Said Stephens: “I was sitting with Henryk (owner of Stephan’s Odyssey) and my wife was sitting with Mrs. Moran (Elizabeth Moran, owner of Crème Fraiche). When I told Henryk he was in front, he jumped out of his seat and started hugging me and taking his bows. I’m watching the finish and I told him, `You better go hug Mrs. Moran. She got you.”
Stephens, once again, was right. Crème Fraiche was up to win by a half-length over his stablemate, and it was better than four lengths back to the third-place horse, Chief’s Crown.
It was also a sweet victory for jockey Eddie Maple, who, because of injury three years earlier, was forced to miss the ride on Conquistador Cielo that started the storied string of victories.
Click here to watch the 1985 Belmont Stakes video replay.
DANZIG CONNECTION (1986)
As a two-year-old, Danzig Connection underwent surgery to remove a chip in his knee.
At three, two missed tries with Jerry Bailey up caused Stephens to make a jockey switch to Pat Day, and with orders not to use the whip on Danzig Connection, Day brought him home to victory in the Peter Pan. A prior commitment kept Day off Danzig Connection for the Belmont, but Chris McCarron proved a more than capable replacement.
Said Stephens: “The track was sloppy for the Belmont and Danzig Connection moved with Charlie’s horse (the Charlie Whittingham-trained Ferdinand). He just opened up when they came to him and no one was going to get him if they had gone around again.

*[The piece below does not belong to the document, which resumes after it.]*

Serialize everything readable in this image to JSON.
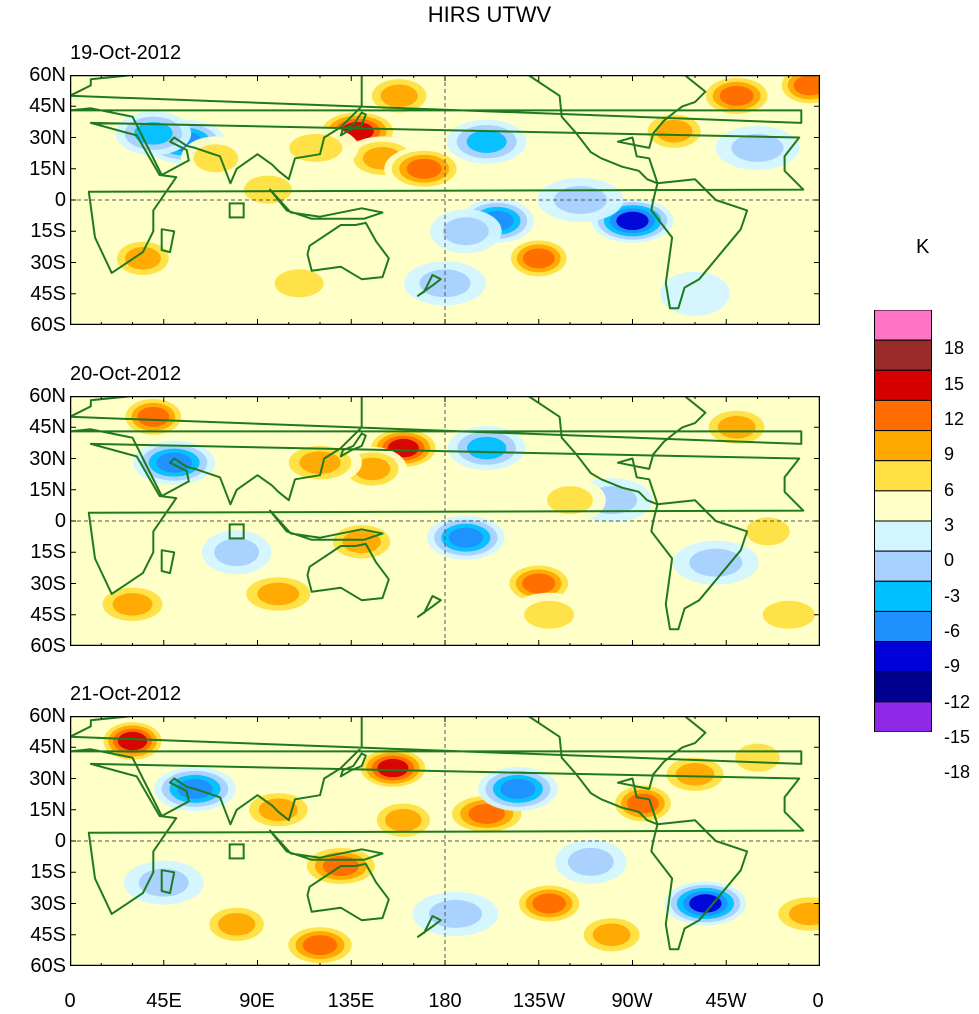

“I think this win gave me the most satisfaction because here was a horse with a chip in his knee, and I nominated him to all three Triple Crown races knowing I couldn’t make the Derby or the Preakness.”

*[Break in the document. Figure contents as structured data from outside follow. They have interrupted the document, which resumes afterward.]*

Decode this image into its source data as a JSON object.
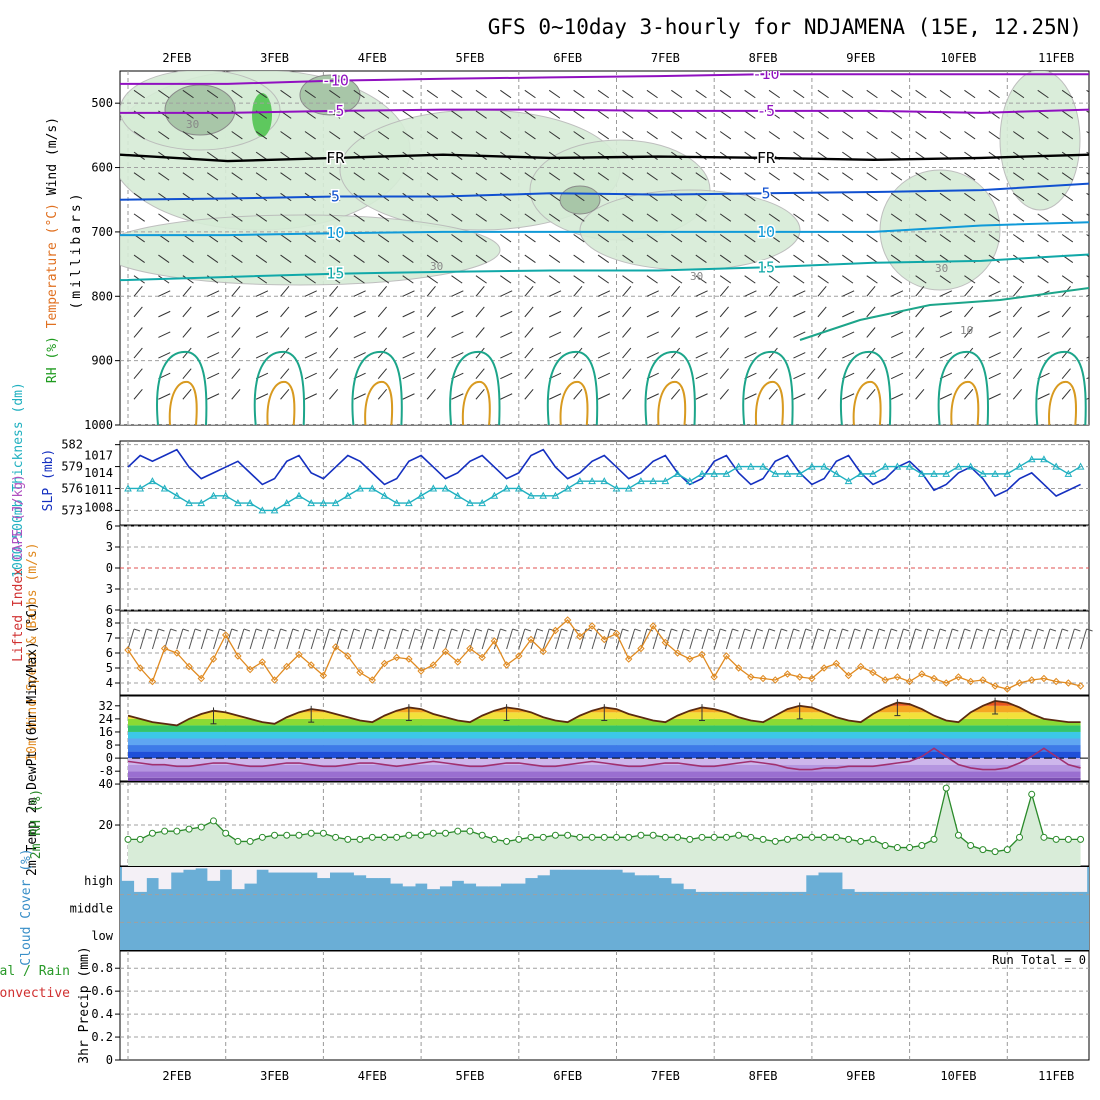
{
  "page": {
    "title": "GFS 0~10day 3-hourly for NDJAMENA (15E, 12.25N)"
  },
  "chart_data": [
    {
      "panel": "upper-air",
      "type": "heatmap",
      "ylabel_parts": [
        {
          "text": "Wind (m/s)",
          "color": "#000000"
        },
        {
          "text": "Temperature (°C)",
          "color": "#e07020"
        },
        {
          "text": "RH (%)",
          "color": "#1f9b1f"
        }
      ],
      "ylabel_unit": "(millibars)",
      "y_ticks": [
        500,
        600,
        700,
        800,
        900,
        1000
      ],
      "ylim": [
        1000,
        450
      ],
      "date_labels": [
        "2FEB",
        "3FEB",
        "4FEB",
        "5FEB",
        "6FEB",
        "7FEB",
        "8FEB",
        "9FEB",
        "10FEB",
        "11FEB"
      ],
      "isotherms": [
        {
          "label": "-10",
          "color": "#9010c0",
          "level_mb": [
            470,
            470,
            465,
            462,
            460,
            458,
            455,
            455,
            455,
            455
          ]
        },
        {
          "label": "-5",
          "color": "#9010c0",
          "level_mb": [
            515,
            515,
            512,
            510,
            510,
            512,
            512,
            512,
            515,
            510
          ]
        },
        {
          "label": "FR",
          "color": "#000000",
          "level_mb": [
            580,
            590,
            585,
            580,
            585,
            583,
            585,
            588,
            585,
            580
          ]
        },
        {
          "label": "5",
          "color": "#1050d0",
          "level_mb": [
            650,
            648,
            645,
            645,
            640,
            642,
            640,
            638,
            635,
            625
          ]
        },
        {
          "label": "10",
          "color": "#109ad8",
          "level_mb": [
            705,
            705,
            702,
            700,
            700,
            700,
            700,
            700,
            690,
            685
          ]
        },
        {
          "label": "15",
          "color": "#10a8a8",
          "level_mb": [
            775,
            770,
            765,
            762,
            760,
            760,
            755,
            748,
            745,
            735
          ]
        }
      ],
      "rh_contour_labels": [
        "30",
        "30",
        "30",
        "30",
        "10"
      ]
    },
    {
      "panel": "thickness-slp",
      "type": "line",
      "ylabel_left": "1000-500mb Thickness (dm)",
      "ylabel_right": "SLP (mb)",
      "thickness_ticks": [
        573,
        576,
        579,
        582
      ],
      "slp_ticks": [
        1008,
        1011,
        1014,
        1017
      ],
      "series": [
        {
          "name": "SLP (mb)",
          "color": "#1530c0",
          "values": [
            1015,
            1017,
            1016,
            1017,
            1018,
            1015,
            1013,
            1014,
            1015,
            1016,
            1014,
            1012,
            1013,
            1016,
            1017,
            1014,
            1013,
            1015,
            1017,
            1016,
            1014,
            1012,
            1013,
            1016,
            1017,
            1015,
            1013,
            1014,
            1016,
            1017,
            1015,
            1013,
            1014,
            1017,
            1018,
            1015,
            1013,
            1014,
            1016,
            1017,
            1015,
            1013,
            1014,
            1016,
            1017,
            1014,
            1012,
            1013,
            1016,
            1017,
            1014,
            1012,
            1013,
            1016,
            1017,
            1014,
            1012,
            1013,
            1016,
            1017,
            1014,
            1012,
            1013,
            1015,
            1016,
            1014,
            1011,
            1012,
            1014,
            1015,
            1013,
            1010,
            1011,
            1013,
            1014,
            1012,
            1010,
            1011,
            1012
          ]
        },
        {
          "name": "1000-500mb Thickness (dm)",
          "color": "#20b0c0",
          "values": [
            576,
            576,
            577,
            576,
            575,
            574,
            574,
            575,
            575,
            574,
            574,
            573,
            573,
            574,
            575,
            574,
            574,
            574,
            575,
            576,
            576,
            575,
            574,
            574,
            575,
            576,
            576,
            575,
            574,
            574,
            575,
            576,
            576,
            575,
            575,
            575,
            576,
            577,
            577,
            577,
            576,
            576,
            577,
            577,
            577,
            578,
            577,
            578,
            578,
            578,
            579,
            579,
            579,
            578,
            578,
            578,
            579,
            579,
            578,
            577,
            578,
            578,
            579,
            579,
            579,
            578,
            578,
            578,
            579,
            579,
            578,
            578,
            578,
            579,
            580,
            580,
            579,
            578,
            579
          ]
        }
      ]
    },
    {
      "panel": "instability",
      "type": "line",
      "ylabel_parts": [
        {
          "text": "Lifted Index",
          "color": "#d03030"
        },
        {
          "text": "CAPE (J/kg)",
          "color": "#b050c0"
        }
      ],
      "y_ticks": [
        -6,
        -3,
        0,
        3,
        6
      ],
      "ylim": [
        -6,
        6
      ],
      "reference_line": 0
    },
    {
      "panel": "wind10m",
      "type": "line",
      "ylabel": "10m Wind Speed & Barbs (m/s)",
      "y_ticks": [
        4,
        5,
        6,
        7,
        8
      ],
      "ylim": [
        3.2,
        8.8
      ],
      "series": [
        {
          "name": "10m Wind Speed",
          "color": "#e08a20",
          "values": [
            6.2,
            5.0,
            4.1,
            6.3,
            6.0,
            5.1,
            4.3,
            5.6,
            7.2,
            5.8,
            4.9,
            5.4,
            4.2,
            5.1,
            5.9,
            5.2,
            4.5,
            6.4,
            5.8,
            4.7,
            4.2,
            5.3,
            5.7,
            5.6,
            4.8,
            5.2,
            6.1,
            5.4,
            6.3,
            5.7,
            6.8,
            5.2,
            5.8,
            6.9,
            6.1,
            7.5,
            8.2,
            7.1,
            7.8,
            6.9,
            7.3,
            5.6,
            6.3,
            7.8,
            6.7,
            6.0,
            5.6,
            5.9,
            4.4,
            5.8,
            5.0,
            4.4,
            4.3,
            4.2,
            4.6,
            4.4,
            4.3,
            5.0,
            5.3,
            4.5,
            5.1,
            4.7,
            4.2,
            4.4,
            4.1,
            4.6,
            4.3,
            4.0,
            4.4,
            4.1,
            4.2,
            3.8,
            3.6,
            4.0,
            4.2,
            4.3,
            4.1,
            4.0,
            3.8
          ]
        }
      ]
    },
    {
      "panel": "temp2m",
      "type": "area",
      "ylabel": "2m Temp 2m DewPt (6hr Min/Max) (°C)",
      "y_ticks": [
        -8,
        0,
        8,
        16,
        24,
        32
      ],
      "ylim": [
        -14,
        38
      ],
      "series": [
        {
          "name": "2m Temp",
          "color": "#5a2a10",
          "values": [
            26,
            24,
            22,
            21,
            20,
            24,
            27,
            29,
            28,
            26,
            24,
            22,
            21,
            25,
            28,
            30,
            29,
            27,
            25,
            23,
            22,
            26,
            29,
            31,
            30,
            27,
            25,
            23,
            22,
            26,
            29,
            31,
            30,
            28,
            25,
            23,
            22,
            26,
            29,
            31,
            30,
            27,
            25,
            23,
            22,
            26,
            29,
            31,
            30,
            28,
            25,
            23,
            22,
            26,
            30,
            32,
            31,
            28,
            25,
            23,
            22,
            27,
            31,
            34,
            33,
            30,
            26,
            23,
            22,
            28,
            32,
            35,
            34,
            31,
            27,
            24,
            23,
            22,
            22
          ]
        },
        {
          "name": "2m DewPt",
          "color": "#a03070",
          "values": [
            -2,
            -3,
            -4,
            -4,
            -5,
            -5,
            -4,
            -3,
            -3,
            -4,
            -5,
            -5,
            -4,
            -3,
            -3,
            -4,
            -5,
            -5,
            -4,
            -3,
            -3,
            -4,
            -5,
            -4,
            -3,
            -2,
            -3,
            -4,
            -5,
            -5,
            -4,
            -3,
            -3,
            -4,
            -5,
            -5,
            -4,
            -3,
            -2,
            -3,
            -4,
            -5,
            -5,
            -4,
            -3,
            -3,
            -4,
            -5,
            -5,
            -4,
            -3,
            -2,
            -3,
            -4,
            -6,
            -7,
            -7,
            -6,
            -6,
            -5,
            -5,
            -5,
            -4,
            -3,
            -2,
            1,
            6,
            1,
            -4,
            -6,
            -7,
            -7,
            -6,
            -3,
            1,
            6,
            1,
            -4,
            -6
          ]
        }
      ]
    },
    {
      "panel": "rh2m",
      "type": "area",
      "ylabel": "2m RH (%)",
      "y_ticks": [
        20,
        40
      ],
      "ylim": [
        0,
        41
      ],
      "series": [
        {
          "name": "2m RH",
          "color": "#2a8a2a",
          "values": [
            13,
            13,
            16,
            17,
            17,
            18,
            19,
            22,
            16,
            12,
            12,
            14,
            15,
            15,
            15,
            16,
            16,
            14,
            13,
            13,
            14,
            14,
            14,
            15,
            15,
            16,
            16,
            17,
            17,
            15,
            13,
            12,
            13,
            14,
            14,
            15,
            15,
            14,
            14,
            14,
            14,
            14,
            15,
            15,
            14,
            14,
            13,
            14,
            14,
            14,
            15,
            14,
            13,
            12,
            13,
            14,
            14,
            14,
            14,
            13,
            12,
            13,
            10,
            9,
            9,
            10,
            13,
            38,
            15,
            10,
            8,
            7,
            8,
            14,
            35,
            14,
            13,
            13,
            13
          ]
        }
      ]
    },
    {
      "panel": "cloud",
      "type": "area",
      "ylabel": "Cloud Cover (%)",
      "layer_labels": [
        "high",
        "middle",
        "low"
      ],
      "high_coverage": [
        50,
        10,
        60,
        20,
        80,
        90,
        95,
        50,
        90,
        20,
        40,
        90,
        80,
        80,
        80,
        80,
        60,
        80,
        80,
        70,
        60,
        60,
        40,
        30,
        40,
        20,
        30,
        50,
        40,
        30,
        30,
        40,
        40,
        60,
        70,
        90,
        90,
        90,
        90,
        90,
        90,
        80,
        70,
        70,
        60,
        40,
        20,
        10,
        10,
        10,
        10,
        10,
        10,
        10,
        10,
        10,
        70,
        80,
        80,
        20,
        10,
        10,
        10,
        10,
        10,
        10,
        10,
        10,
        10,
        10,
        10,
        10,
        10,
        10,
        10,
        10,
        10,
        10,
        10
      ]
    },
    {
      "panel": "precip",
      "type": "bar",
      "ylabel_parts": [
        {
          "text": "Total / Rain",
          "color": "#2a9a2a"
        },
        {
          "text": "Convective",
          "color": "#d03030"
        }
      ],
      "ylabel_unit": "3hr Precip (mm)",
      "y_ticks": [
        0,
        0.2,
        0.4,
        0.6,
        0.8
      ],
      "ylim": [
        0,
        0.95
      ],
      "run_total": "Run Total = 0",
      "values": []
    }
  ]
}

Click here to watch the 1986 Belmont Stakes video replay.
David Donk, who was with Stephens as an assistant for the last two of the boss’s five Belmont winners, has vivid memories of those glorious days.
“Crème Fraiche , Danzig Connections were real closers that won the Belmont for Woody, and I guess, Caveat also came from out of it, too,” said Donk, still a successful trainer on the New York circuit. “For me, the Belmont Stakes will always be a great memory. Woody had already won three in a row when I got there.

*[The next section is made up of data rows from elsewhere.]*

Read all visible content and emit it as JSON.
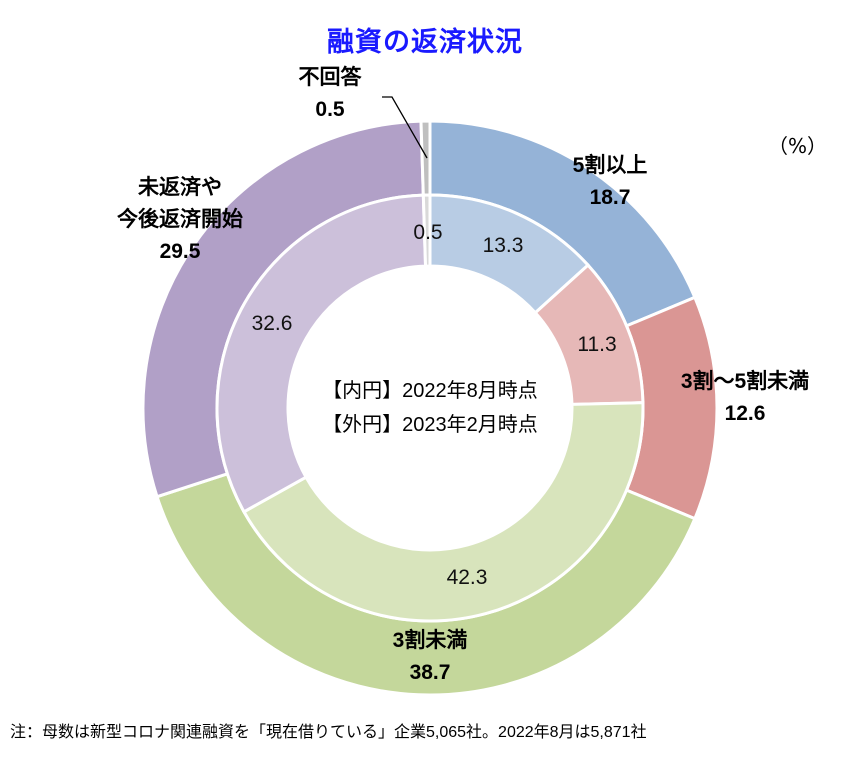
{
  "chart_data": {
    "type": "pie",
    "subtype": "double-donut",
    "title": "融資の返済状況",
    "unit": "（%）",
    "center_text": [
      "【内円】2022年8月時点",
      "【外円】2023年2月時点"
    ],
    "categories": [
      "5割以上",
      "3割～5割未満",
      "3割未満",
      "未返済や今後返済開始",
      "不回答"
    ],
    "series": [
      {
        "name": "外円 2023年2月時点",
        "values": [
          18.7,
          12.6,
          38.7,
          29.5,
          0.5
        ]
      },
      {
        "name": "内円 2022年8月時点",
        "values": [
          13.3,
          11.3,
          42.3,
          32.6,
          0.5
        ]
      }
    ],
    "colors_outer": [
      "#95b3d7",
      "#da9694",
      "#c4d79b",
      "#b1a0c7",
      "#bfbfbf"
    ],
    "colors_inner": [
      "#b8cce4",
      "#e6b8b7",
      "#d8e4bc",
      "#ccc0da",
      "#d9d9d9"
    ],
    "note": "注：母数は新型コロナ関連融資を「現在借りている」企業5,065社。2022年8月は5,871社"
  },
  "labels": {
    "outer": [
      {
        "name": "5割以上",
        "value": "18.7"
      },
      {
        "name": "3割～5割未満",
        "value": "12.6"
      },
      {
        "name": "3割未満",
        "value": "38.7"
      },
      {
        "name": "未返済や\n今後返済開始",
        "line1": "未返済や",
        "line2": "今後返済開始",
        "value": "29.5"
      },
      {
        "name": "不回答",
        "value": "0.5"
      }
    ],
    "inner": [
      "13.3",
      "11.3",
      "42.3",
      "32.6",
      "0.5"
    ]
  }
}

“Crème Fraiche was a pretty solid horse on his own, and he was a feel good horse. In fact, he was tough to handle because he felt so good all the time. You really had to be careful and watch him all the time. Of course, the story with him was that Henryk never watched the races; he wanted you to tell him what was going on. When he started hugging everyone, and Woody told him he better hug Betty Moran, that was just priceless.
“Right after Crème Fraiche won, Woody told us, `The next one is over in one of them barns. Go find him.’ One day, a two-year-old got loose from one of the handlers and started off down the road toward Mack Miller’s barn. Woody was standing by his office looked up and said, `That’s my Danzig-Gdynia colt.’ I mean, who knew who it was on sight from several barns away. That colt turned out to be Danzig Connection.
“Woody needed a rider for Danzig Connection because Pat Day was committed to ride Rampage in the Belmont. He waited for Pincay’s agent to call -- the press knew what was going on – but Woody never got the call and Pincay wound up riding Johns Treasure.
“Woody wound up calling Chris McCarron, and Chris said he never had to use his horse until the eighth pole, and then he went on to beat Johns Treasure for his first Classic victory.
“Obviously, I was a lot younger than and to run 1-2 in my first Belmont with Woody was unbelievable. But to follow that with Danzig Connection and Woody’s fifth in a row, that just beyond belief. The fans were going crazy, and they were chanting `Woody!,’ `Woody!’ I will never forget that; I still get goose bumps.
“To most trainers, winning the Kentucky Derby is the big goal. But for me, if I can someday win the Belmont and stand in Woody’s shoes, that would be a lot more meaningful.”